Negli ultimi anni il corpo maschile modellato in palestra è diventato uno status symbol decisamente popolare, nel mondo gay come in quello etero, anche se in Italia si tratta di un fenomeno relativamente recente. Fino agli anni ’90, infatti, si trattava di una realtà decisamente marginale, che coinvolgeva più che altro gli sportivi, gli appassionati di fitness e i cultori del body building professionale, e non certo l’ampia utenza di oggi. Tutta questa cura per l’aspetto fisico e la struttura muscolare, però, non nasce nel nostro paese ed è un riflesso più o meno diretto della hunk culture che – dagli Stati Uniti – si è andata diffondendo nel resto del mondo, portando avanti una tradizione che affonda le sue radici addirittura nel XIX secolo.
Per celebrare la hunk culture e la sua storia, troppo spesso sottovalutata, è stato appena pubblicato un saggio fotografico molto interessante: American Hunks (edito da Arsenal Pulp Press), che ripercorre l’evoluzione del fenomeno dalle origini alla fine degli anni ’70, quando divenne ufficialmente parte della cultura gay. Da quel momento in poi, infatti, furono gli ideali estetici gay che modellarono la hunk culture e la rilanciarono nel mondo etero attraverso mode e tendenze (non ultimo il metrosexual, il cui arrivo in Italia portò ad un boom di iscrizioni in palestra che prosegue tutt’oggi). È praticamente impossibile riassumere in poche righe le ragioni e lo sviluppo della hunk culture, tuttavia analizzarne i passaggi fondamentali può essere interessante per capire meglio da dove arriva e perché continua ad avere tanto successo. Intanto precisiamo che il termine hunk, che non ha una traduzione letterale in italiano, indica un maschio muscoloso, ricco di sex appeal e che ha una certa tendenza a mettersi in mostra con disinvoltura.
Ciò premesso la hunk culture nasce all’indomani della nascita degli Stati Uniti, e probabilmente non è un caso: in una giovanissima e grandissima nazione, senza storia e senza reali riferimenti culturali, era necessario che gli uomini offrissero un’immagine forte e vigorosa di sé (e, per estensione, della loro nazione). Così, al volgere del secolo, i primi culturisti erano già diventati popolarissimi, ed erano presi come riferimento da tantissimi giovani che frequentavano le loro palestre per diventare come loro. La Prima Guerra Mondiale, che per la prima volta mise a diretto confronto tanti giovani americani, contribuì a diffondere ulteriormente questo ideale estetico, e ben presto gli hunks iniziarono anche a colonizzare la pubblicità.

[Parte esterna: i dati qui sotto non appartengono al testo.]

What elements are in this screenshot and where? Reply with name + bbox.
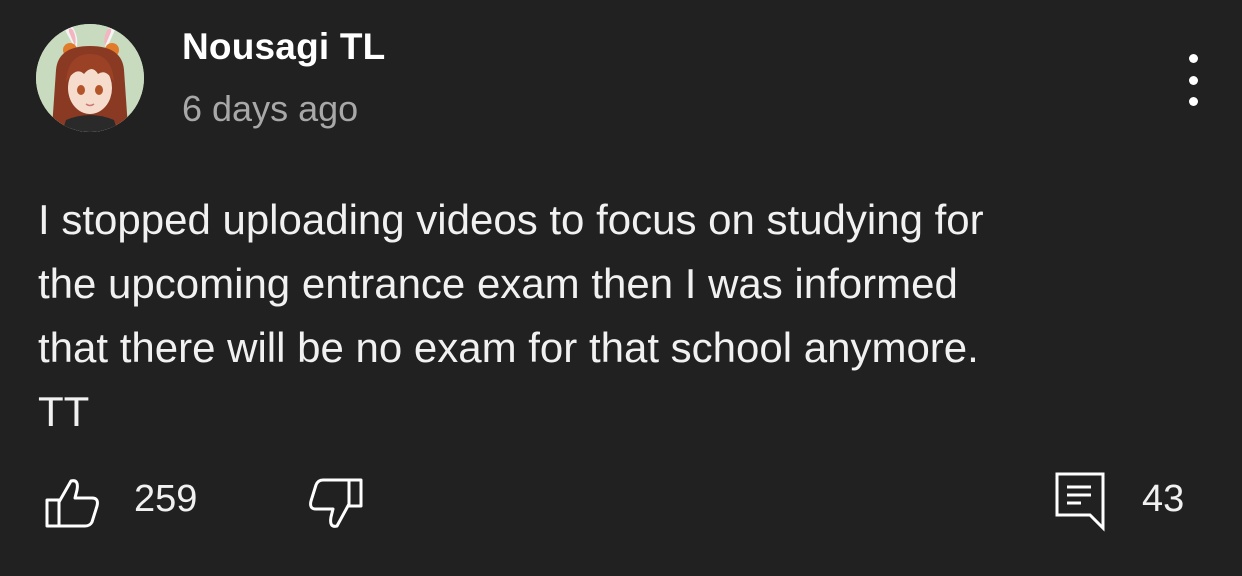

Già prima della Grande Crisi del 1929 il corpo muscoloso era diventato un vero è proprio status symbol per i maschi della classe media, ma anche per gli uomini d’affari che volevano offrire un’immagine competitiva. L’arrivo del naturismo dall’Europa e l’ascesa di Hollywood e dei suoi divi, che presto sposarono l’estetica hunk, fecero il resto.

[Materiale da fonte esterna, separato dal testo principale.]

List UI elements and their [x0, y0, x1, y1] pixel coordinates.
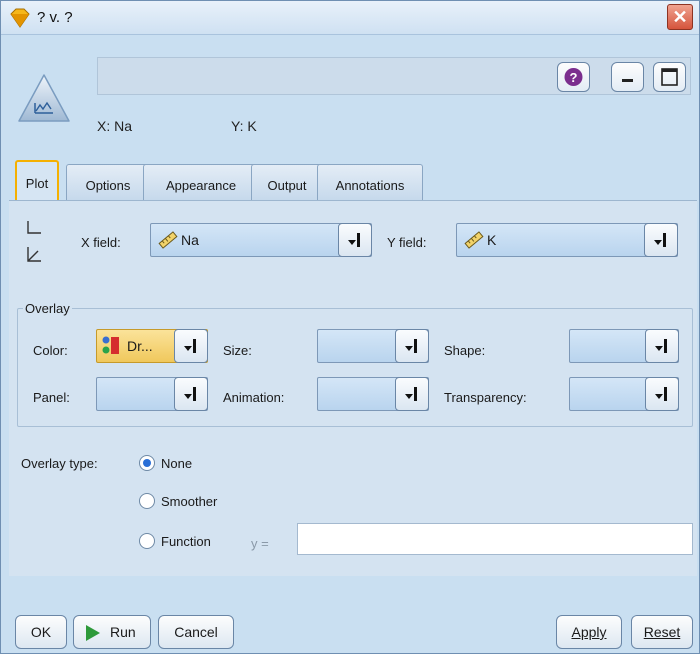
reset-button[interactable]: Reset: [631, 615, 693, 649]
plot-dialog-window: ? v. ? ✕ ? X: Na Y: K Plot Options Appea…: [0, 0, 700, 654]
dropdown-icon: [405, 387, 417, 401]
x-field-label: X field:: [81, 235, 121, 250]
diamond-node-icon: [10, 8, 30, 28]
tab-appearance[interactable]: Appearance: [143, 164, 259, 200]
animation-dropdown-button[interactable]: [395, 377, 429, 411]
title-bar: ? v. ? ✕: [1, 1, 699, 35]
help-button[interactable]: ?: [557, 62, 590, 92]
dropdown-icon: [348, 233, 360, 247]
x-field-select[interactable]: Na: [150, 223, 372, 257]
size-field-select[interactable]: [317, 329, 429, 363]
y-axis-info: Y: K: [231, 118, 257, 134]
svg-text:?: ?: [570, 70, 578, 85]
overlay-type-label: Overlay type:: [21, 456, 98, 471]
x-field-value: Na: [181, 232, 199, 248]
ruler-icon: [464, 231, 484, 249]
panel-dropdown-button[interactable]: [174, 377, 208, 411]
minimize-button[interactable]: [611, 62, 644, 92]
axis-icon: [27, 221, 41, 262]
size-dropdown-button[interactable]: [395, 329, 429, 363]
panel-label: Panel:: [33, 390, 70, 405]
overlay-type-smoother-radio[interactable]: [139, 493, 155, 509]
dropdown-icon: [184, 387, 196, 401]
dropdown-icon: [654, 233, 666, 247]
window-title: ? v. ?: [37, 9, 73, 26]
overlay-type-none-label: None: [161, 456, 193, 471]
tab-output[interactable]: Output: [251, 164, 323, 200]
shape-field-select[interactable]: [569, 329, 679, 363]
y-field-dropdown-button[interactable]: [644, 223, 678, 257]
overlay-type-function-radio[interactable]: [139, 533, 155, 549]
tab-annotations[interactable]: Annotations: [317, 164, 423, 200]
color-label: Color:: [33, 343, 68, 358]
transparency-label: Transparency:: [444, 390, 527, 405]
maximize-button[interactable]: [653, 62, 686, 92]
animation-label: Animation:: [223, 390, 285, 405]
y-field-select[interactable]: K: [456, 223, 678, 257]
overlay-legend: Overlay: [23, 301, 72, 316]
help-icon: ?: [564, 68, 583, 86]
function-prefix-label: y =: [251, 536, 269, 551]
color-dropdown-button[interactable]: [174, 329, 208, 363]
function-input[interactable]: [297, 523, 693, 555]
size-label: Size:: [223, 343, 252, 358]
cancel-button[interactable]: Cancel: [158, 615, 234, 649]
overlay-type-function-label: Function: [161, 534, 211, 549]
minimize-icon: [622, 79, 633, 82]
ok-button[interactable]: OK: [15, 615, 67, 649]
animation-field-select[interactable]: [317, 377, 429, 411]
color-field-select[interactable]: Dr...: [96, 329, 208, 363]
shape-dropdown-button[interactable]: [645, 329, 679, 363]
color-field-value: Dr...: [127, 338, 153, 354]
apply-button[interactable]: Apply: [556, 615, 622, 649]
plot-node-icon: [18, 74, 70, 122]
overlay-type-none-radio[interactable]: [139, 455, 155, 471]
dropdown-icon: [184, 339, 196, 353]
maximize-icon: [661, 68, 678, 86]
tab-options[interactable]: Options: [66, 164, 150, 200]
dropdown-icon: [655, 387, 667, 401]
x-field-dropdown-button[interactable]: [338, 223, 372, 257]
dropdown-icon: [655, 339, 667, 353]
dropdown-icon: [405, 339, 417, 353]
panel-field-select[interactable]: [96, 377, 208, 411]
overlay-type-smoother-label: Smoother: [161, 494, 218, 509]
transparency-dropdown-button[interactable]: [645, 377, 679, 411]
y-field-value: K: [487, 232, 497, 248]
tab-plot[interactable]: Plot: [15, 160, 59, 201]
run-button-label: Run: [110, 624, 136, 640]
close-button[interactable]: ✕: [667, 4, 693, 30]
x-axis-info: X: Na: [97, 118, 133, 134]
node-name-field[interactable]: [97, 57, 691, 95]
transparency-field-select[interactable]: [569, 377, 679, 411]
run-icon: [86, 625, 100, 641]
shape-label: Shape:: [444, 343, 486, 358]
close-icon: ✕: [672, 7, 688, 27]
y-field-label: Y field:: [387, 235, 427, 250]
flag-set-icon: [102, 336, 119, 354]
run-button[interactable]: Run: [73, 615, 151, 649]
ruler-icon: [158, 231, 178, 249]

Vale la pena ricordare che, mentre negli USA il concetto di hunk veniva associato a una serie di ideali positivi, nel Vecchio Continente la forma fisica divenne appannaggio dei vari regimi che si stavano affermando in quel periodo, col triste risultato di far prendere le distanze da certi ideali estetici nei decenni successivi al loro crollo. La vittoria degli USA nella Seconda Guerra Mondiale, al contrario, stimolò ulteriormente l’affermazione del maschio americano prestante e muscoloso: dalla seconda metà degli anni ’40 in poi la hunk culture divenne un vero e proprio fenomeno di massa. Nacquero concorsi di bellezza per hunks e dozzine di riviste specializzate, mentre le spiagge, come la storica muscle beach in California, assunsero un ruolo imprescindibile nella cultura pop dell’epoca. Ovviamente la realtà omosessuale veniva influenzata pesantemente da questa situazione, e presto finì per accantonare tutti i classici ideali estetici (efebici e androgini) che tenevano ancora banco in Europa.
Gli american hunks, così, diventarono il fulcro di quella floridissima stampa gay semi clandestina che – di fatto – creò quel circuito commerciale su cui avrebbe posto le basi la moderna comunità gay americana, che presto li prese anche come riferimento personale. Alcuni studi dimostrerebbero proprio che lavorare sul corpo per renderlo forte e prestante abbia degli innegabili benefici psicologici anche sull’autopercezione e sull’autoaffermazione della comunità gay. D’altra parte, se in Italia la comunità gay ha iniziato ad alzare la voce da una decina d’anni, e cioè da quando ha cominciato a frequentare le palestre in modo massiccio e costante, potrebbe non essere solo solo un caso.